The service provider conferred with Ion and came back with the fact my library was too big; the protocols are designed for inserts smaller than 150 bp, and my amplicons were carefully designed to be 150-205 in size.
Through means not quite at the level of George Smiley, I've obtained the documentation for the Ion Fragment Library Preparation kit. It even has a very helpful appendix on Amplicon Sequencing, The only real hint about the size limitation is the statement that "Target regions from 75 to 150 nucleotides in length must be sequenced bidirectionally". Clearly this is insufficiently emphatic! In the fragment library preparation information, the more serious warning does appear: "Libraries with a mean sze >~220 bp yield results of reduced sequencing quality" (and that size is after adding adapters).
Given that this is such a crucial point in amplicon design, why isn't it in the Application Note. I can make two guesses. One is a pure failure to think through what a customer might want to find in the note, as opposed to what marketing would like them to see. The other is worse: that the information was left out because it would need to change with each advance in the Ion chemistry.
Ideally, Ion would have a Wiki-type protocols section which presented the current latest-and-greatest protocols. These could be marked as fully supported or half-baked, to distinguish those for the masses and those for the reckless explorers.

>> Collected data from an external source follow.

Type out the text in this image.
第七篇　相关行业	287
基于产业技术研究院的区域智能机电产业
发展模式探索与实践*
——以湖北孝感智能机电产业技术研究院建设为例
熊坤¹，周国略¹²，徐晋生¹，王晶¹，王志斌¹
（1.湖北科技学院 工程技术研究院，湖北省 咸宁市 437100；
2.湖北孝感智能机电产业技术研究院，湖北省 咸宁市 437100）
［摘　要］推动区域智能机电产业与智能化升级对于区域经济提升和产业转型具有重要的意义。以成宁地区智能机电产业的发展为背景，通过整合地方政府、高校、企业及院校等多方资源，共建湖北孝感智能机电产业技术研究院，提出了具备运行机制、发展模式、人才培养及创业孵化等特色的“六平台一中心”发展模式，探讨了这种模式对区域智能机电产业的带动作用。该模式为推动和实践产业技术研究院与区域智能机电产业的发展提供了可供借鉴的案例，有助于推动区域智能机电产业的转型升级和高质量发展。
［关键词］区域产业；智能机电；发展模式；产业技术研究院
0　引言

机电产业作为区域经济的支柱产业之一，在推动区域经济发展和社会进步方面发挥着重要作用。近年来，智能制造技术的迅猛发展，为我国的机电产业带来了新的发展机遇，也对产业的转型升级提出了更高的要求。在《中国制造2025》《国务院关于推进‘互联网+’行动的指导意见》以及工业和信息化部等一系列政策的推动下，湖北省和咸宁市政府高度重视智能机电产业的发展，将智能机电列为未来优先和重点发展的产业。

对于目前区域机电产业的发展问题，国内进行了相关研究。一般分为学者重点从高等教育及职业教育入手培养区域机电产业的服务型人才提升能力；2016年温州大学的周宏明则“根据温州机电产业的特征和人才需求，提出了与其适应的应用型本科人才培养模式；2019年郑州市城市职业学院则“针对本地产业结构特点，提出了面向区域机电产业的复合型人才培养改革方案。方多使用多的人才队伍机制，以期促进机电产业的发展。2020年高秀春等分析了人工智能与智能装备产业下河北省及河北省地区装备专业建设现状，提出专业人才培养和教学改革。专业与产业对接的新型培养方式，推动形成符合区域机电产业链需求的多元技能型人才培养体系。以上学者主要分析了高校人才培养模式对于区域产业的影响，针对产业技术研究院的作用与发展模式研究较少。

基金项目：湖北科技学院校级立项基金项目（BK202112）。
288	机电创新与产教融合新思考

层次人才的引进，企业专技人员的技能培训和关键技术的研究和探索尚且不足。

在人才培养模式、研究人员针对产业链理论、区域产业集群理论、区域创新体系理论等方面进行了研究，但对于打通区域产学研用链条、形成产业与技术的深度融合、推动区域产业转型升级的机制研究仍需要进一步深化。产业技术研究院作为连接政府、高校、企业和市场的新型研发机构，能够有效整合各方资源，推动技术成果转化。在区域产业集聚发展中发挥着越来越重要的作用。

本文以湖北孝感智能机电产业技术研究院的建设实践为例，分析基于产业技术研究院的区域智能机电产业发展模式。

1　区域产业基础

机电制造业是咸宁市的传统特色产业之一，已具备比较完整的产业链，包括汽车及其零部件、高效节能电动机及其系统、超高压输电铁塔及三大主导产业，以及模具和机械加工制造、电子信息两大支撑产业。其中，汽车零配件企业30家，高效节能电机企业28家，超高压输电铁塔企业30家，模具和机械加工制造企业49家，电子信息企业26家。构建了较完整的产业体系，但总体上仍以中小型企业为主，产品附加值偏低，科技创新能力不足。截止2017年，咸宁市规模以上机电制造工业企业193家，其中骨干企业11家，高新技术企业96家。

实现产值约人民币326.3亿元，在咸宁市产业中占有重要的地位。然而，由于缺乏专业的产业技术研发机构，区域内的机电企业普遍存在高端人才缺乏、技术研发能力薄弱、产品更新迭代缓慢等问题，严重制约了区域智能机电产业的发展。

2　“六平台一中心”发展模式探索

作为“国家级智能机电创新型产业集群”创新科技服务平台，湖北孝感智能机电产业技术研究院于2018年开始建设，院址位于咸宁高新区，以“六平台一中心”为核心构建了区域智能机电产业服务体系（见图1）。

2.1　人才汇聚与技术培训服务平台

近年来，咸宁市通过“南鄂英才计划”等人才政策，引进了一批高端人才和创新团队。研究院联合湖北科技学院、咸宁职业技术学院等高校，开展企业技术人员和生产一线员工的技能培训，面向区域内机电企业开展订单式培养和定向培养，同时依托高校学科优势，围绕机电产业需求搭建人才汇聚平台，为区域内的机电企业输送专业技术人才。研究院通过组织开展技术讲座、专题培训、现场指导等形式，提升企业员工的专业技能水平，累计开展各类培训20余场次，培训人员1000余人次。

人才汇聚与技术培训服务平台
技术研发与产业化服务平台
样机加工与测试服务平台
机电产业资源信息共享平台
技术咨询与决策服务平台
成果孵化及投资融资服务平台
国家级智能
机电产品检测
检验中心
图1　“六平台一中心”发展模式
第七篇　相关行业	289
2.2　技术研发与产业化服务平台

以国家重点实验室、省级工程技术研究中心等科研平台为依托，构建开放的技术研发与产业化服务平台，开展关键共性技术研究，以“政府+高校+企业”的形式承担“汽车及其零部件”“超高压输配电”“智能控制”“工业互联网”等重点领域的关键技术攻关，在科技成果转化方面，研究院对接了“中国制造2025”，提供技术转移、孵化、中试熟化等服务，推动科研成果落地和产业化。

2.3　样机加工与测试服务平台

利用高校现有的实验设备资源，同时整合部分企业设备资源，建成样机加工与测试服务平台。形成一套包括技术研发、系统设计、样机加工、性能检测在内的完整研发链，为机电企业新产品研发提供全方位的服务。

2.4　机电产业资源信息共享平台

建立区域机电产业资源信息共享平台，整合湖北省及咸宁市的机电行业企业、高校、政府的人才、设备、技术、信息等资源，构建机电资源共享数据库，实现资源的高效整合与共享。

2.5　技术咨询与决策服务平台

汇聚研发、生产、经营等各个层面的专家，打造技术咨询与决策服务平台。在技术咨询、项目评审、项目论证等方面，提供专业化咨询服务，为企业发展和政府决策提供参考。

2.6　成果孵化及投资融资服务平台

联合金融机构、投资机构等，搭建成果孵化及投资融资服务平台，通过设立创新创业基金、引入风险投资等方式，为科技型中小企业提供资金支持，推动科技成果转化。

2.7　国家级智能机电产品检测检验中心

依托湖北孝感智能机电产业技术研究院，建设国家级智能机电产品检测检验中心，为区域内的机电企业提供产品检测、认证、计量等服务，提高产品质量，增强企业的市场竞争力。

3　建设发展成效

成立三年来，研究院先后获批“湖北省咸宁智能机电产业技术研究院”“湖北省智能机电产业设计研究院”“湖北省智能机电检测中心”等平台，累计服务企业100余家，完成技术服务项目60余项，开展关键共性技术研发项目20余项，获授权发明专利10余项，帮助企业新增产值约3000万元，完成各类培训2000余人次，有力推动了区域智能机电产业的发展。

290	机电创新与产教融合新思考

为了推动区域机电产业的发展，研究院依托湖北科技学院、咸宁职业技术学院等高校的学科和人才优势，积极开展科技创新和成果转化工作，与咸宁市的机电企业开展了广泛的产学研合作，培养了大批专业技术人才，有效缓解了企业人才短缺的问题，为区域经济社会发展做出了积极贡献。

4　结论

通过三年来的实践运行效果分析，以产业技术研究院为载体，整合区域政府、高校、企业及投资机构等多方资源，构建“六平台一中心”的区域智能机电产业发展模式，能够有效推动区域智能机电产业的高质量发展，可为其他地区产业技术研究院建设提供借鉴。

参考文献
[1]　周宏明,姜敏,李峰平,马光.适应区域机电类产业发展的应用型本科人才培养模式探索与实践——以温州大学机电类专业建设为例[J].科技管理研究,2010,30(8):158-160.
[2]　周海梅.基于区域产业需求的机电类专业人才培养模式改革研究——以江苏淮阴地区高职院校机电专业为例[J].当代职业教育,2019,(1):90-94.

What's particularly silly about all this is that if there is an application Ion should be trying to push hard, it is amplicon sequencing, as this is what is going to sell a lot of machines to a lot of small labs. Given the current data generation limitations of the PGM, it isn't going to be very useful for much else in a mammalian (or plant or probably most invertebrate) context -- just not enough reads or data generation for genome, exome, transcriptome, ChIP or about any other kind of sequencing. The library verification product is a smart one, but once MiSeq appears (and by the way, the poster I mentioned is now available online, along with some slightly more detailed PowerPoint slides) it will be a rare HiSeq lab that uses the PGM for this purpose; why go through extra prep steps when you can pop exactly the same sample on the MiSeq for a quick look? There will be labs that find the PGM useful for bacterial studies, though I'm guessing that the low read counts will make it a hard sell in metagenomics. But more importantly, amplicon sequencing is likely to be a major mode of medical sequencing and environmental surveillance and lots of other applications that might get a sequencer into every hospital and pathology lab in the country. That's the market Ion is salivating over, yet they are failing to fertilize the fields that will yield those assays.

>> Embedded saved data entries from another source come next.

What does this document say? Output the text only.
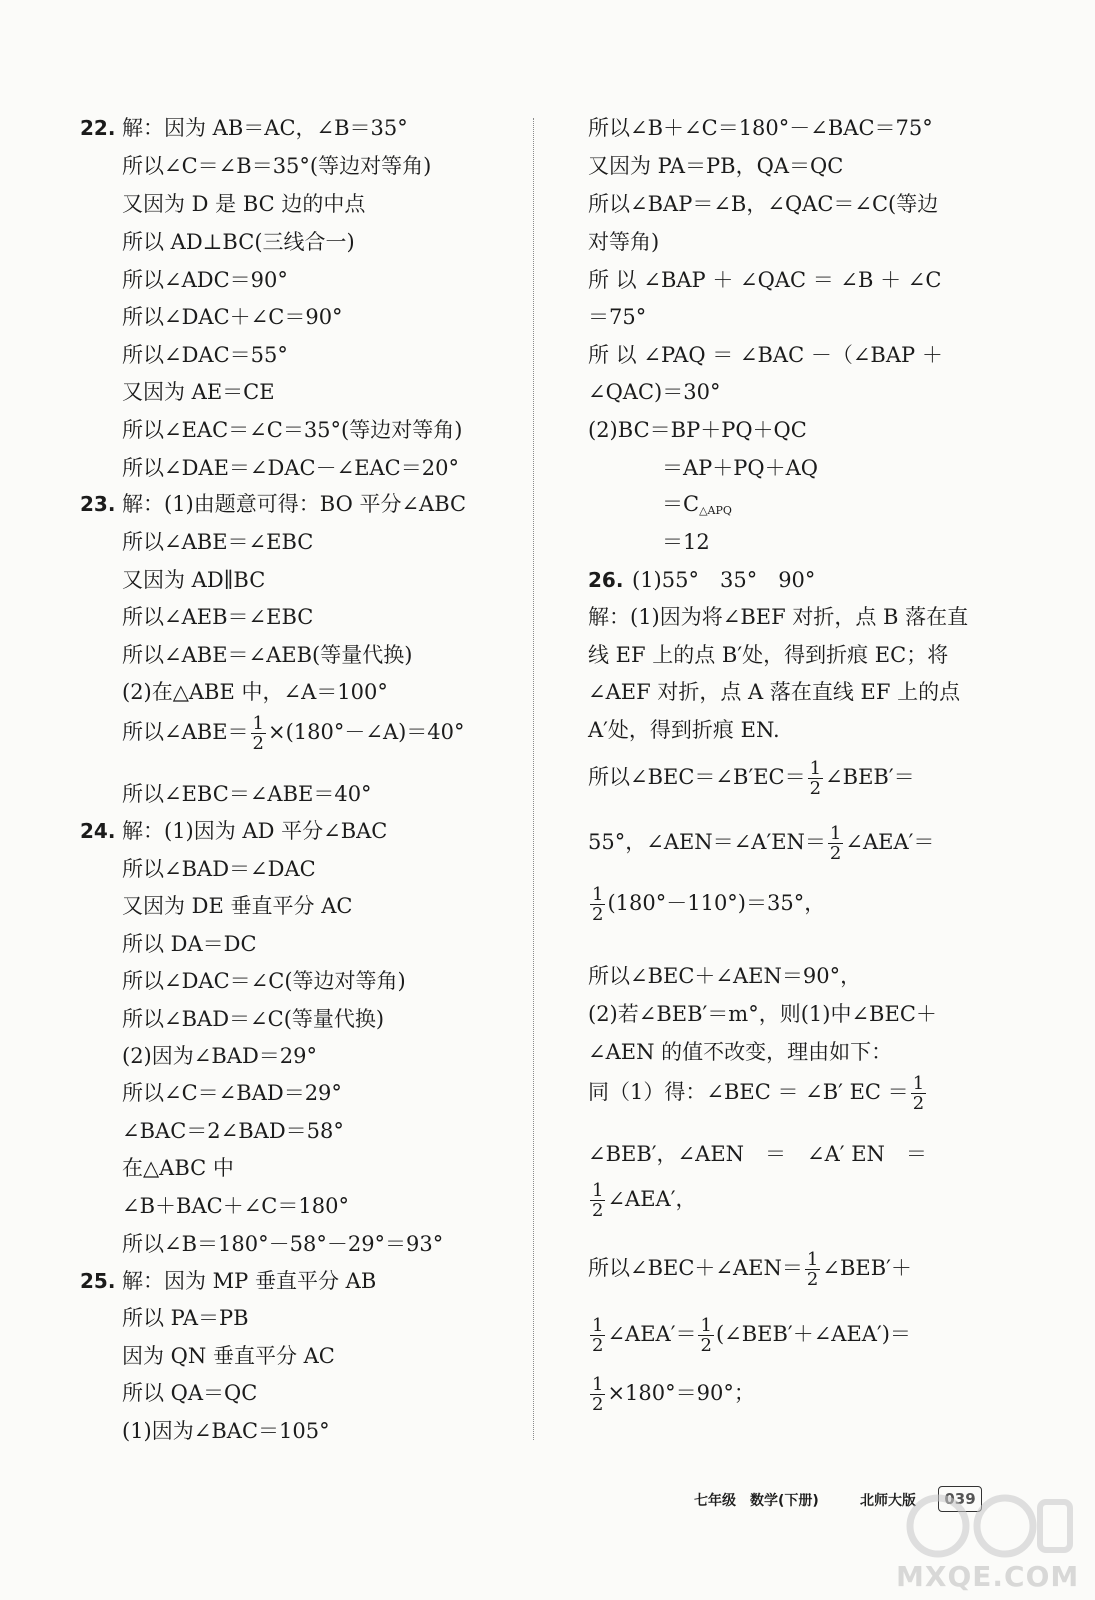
22. 解：因为 AB＝AC，∠B＝35°
所以∠C＝∠B＝35°(等边对等角)
又因为 D 是 BC 边的中点
所以 AD⊥BC(三线合一)
所以∠ADC＝90°
所以∠DAC＋∠C＝90°
所以∠DAC＝55°
又因为 AE＝CE
所以∠EAC＝∠C＝35°(等边对等角)
所以∠DAE＝∠DAC－∠EAC＝20°
23. 解：(1)由题意可得：BO 平分∠ABC
所以∠ABE＝∠EBC
又因为 AD∥BC
所以∠AEB＝∠EBC
所以∠ABE＝∠AEB(等量代换)
(2)在△ABE 中，∠A＝100°
所以∠ABE＝ $\frac{1}{2}$ ×(180°－∠A)＝40°
所以∠EBC＝∠ABE＝40°
24. 解：(1)因为 AD 平分∠BAC
所以∠BAD＝∠DAC
又因为 DE 垂直平分 AC
所以 DA＝DC
所以∠DAC＝∠C(等边对等角)
所以∠BAD＝∠C(等量代换)
(2)因为∠BAD＝29°
所以∠C＝∠BAD＝29°
∠BAC＝2∠BAD＝58°
在△ABC 中
∠B＋BAC＋∠C＝180°
所以∠B＝180°－58°－29°＝93°
25. 解：因为 MP 垂直平分 AB
所以 PA＝PB
因为 QN 垂直平分 AC
所以 QA＝QC
(1)因为∠BAC＝105°
所以∠B＋∠C＝180°－∠BAC＝75°
又因为 PA＝PB，QA＝QC
所以∠BAP＝∠B，∠QAC＝∠C(等边
对等角)
所 以 ∠BAP ＋ ∠QAC ＝ ∠B ＋ ∠C
＝75°
所 以 ∠PAQ ＝ ∠BAC －（∠BAP ＋
∠QAC)＝30°
(2)BC＝BP＋PQ＋QC
＝AP＋PQ＋AQ
$=C_{\triangle APQ}$
＝12
26. (1)55°　35°　90°
解：(1)因为将∠BEF 对折，点 B 落在直
线 EF 上的点 B′处，得到折痕 EC；将
∠AEF 对折，点 A 落在直线 EF 上的点
A′处，得到折痕 EN.
所以∠BEC＝∠B′EC＝ $\frac{1}{2}$ ∠BEB′＝
55°，∠AEN＝∠A′EN＝ $\frac{1}{2}$ ∠AEA′＝
$\frac{1}{2} (180^\circ-110^\circ)=35^\circ$，
所以∠BEC＋∠AEN＝90°，
(2)若∠BEB′＝m°，则(1)中∠BEC＋
∠AEN 的值不改变，理由如下：
同（1）得：∠BEC ＝ ∠B′ EC ＝ $\frac{1}{2}$
∠BEB′，∠AEN　＝　∠A′ EN　＝
$\frac{1}{2}$ ∠AEA′，
所以∠BEC＋∠AEN＝ $\frac{1}{2}$ ∠BEB′＋
$\frac{1}{2}$ ∠AEA′＝ $\frac{1}{2}$ (∠BEB′＋∠AEA′)＝
$\frac{1}{2} \times 180^\circ=90^\circ$；
七年级 数学(下册)	北师大版	039
MXQE.COM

I'm still digging through the data & it is a bit more complicated than the previous E.coli DH10B datasets I've seen (which, to correct the record, number 5, but I promised not to publicize details from 4 of them as a condition of obtaining them). This is human DNA, and to score errors I need to figure out which differences from the reference are real (we have already pegged several known variants in our sample, as well as others that are annotated SNPs). I will leave with one final plot on this point; the read length distribution (shown as a running sum coming in from the right) after 130 cycles (where a cycle is 4 nucleotide flows, though not always the same order of nucleotides), shows that quite a few reads went over 100 nt (upper curve; indeed we had 5 reads of 117 nt which were perfect matches to the genome); the lower curve shows the number of aligned (by TMAP) nucleotides in each read (lower curve); the difference between these curves is one way to look at what is unusable in the original call.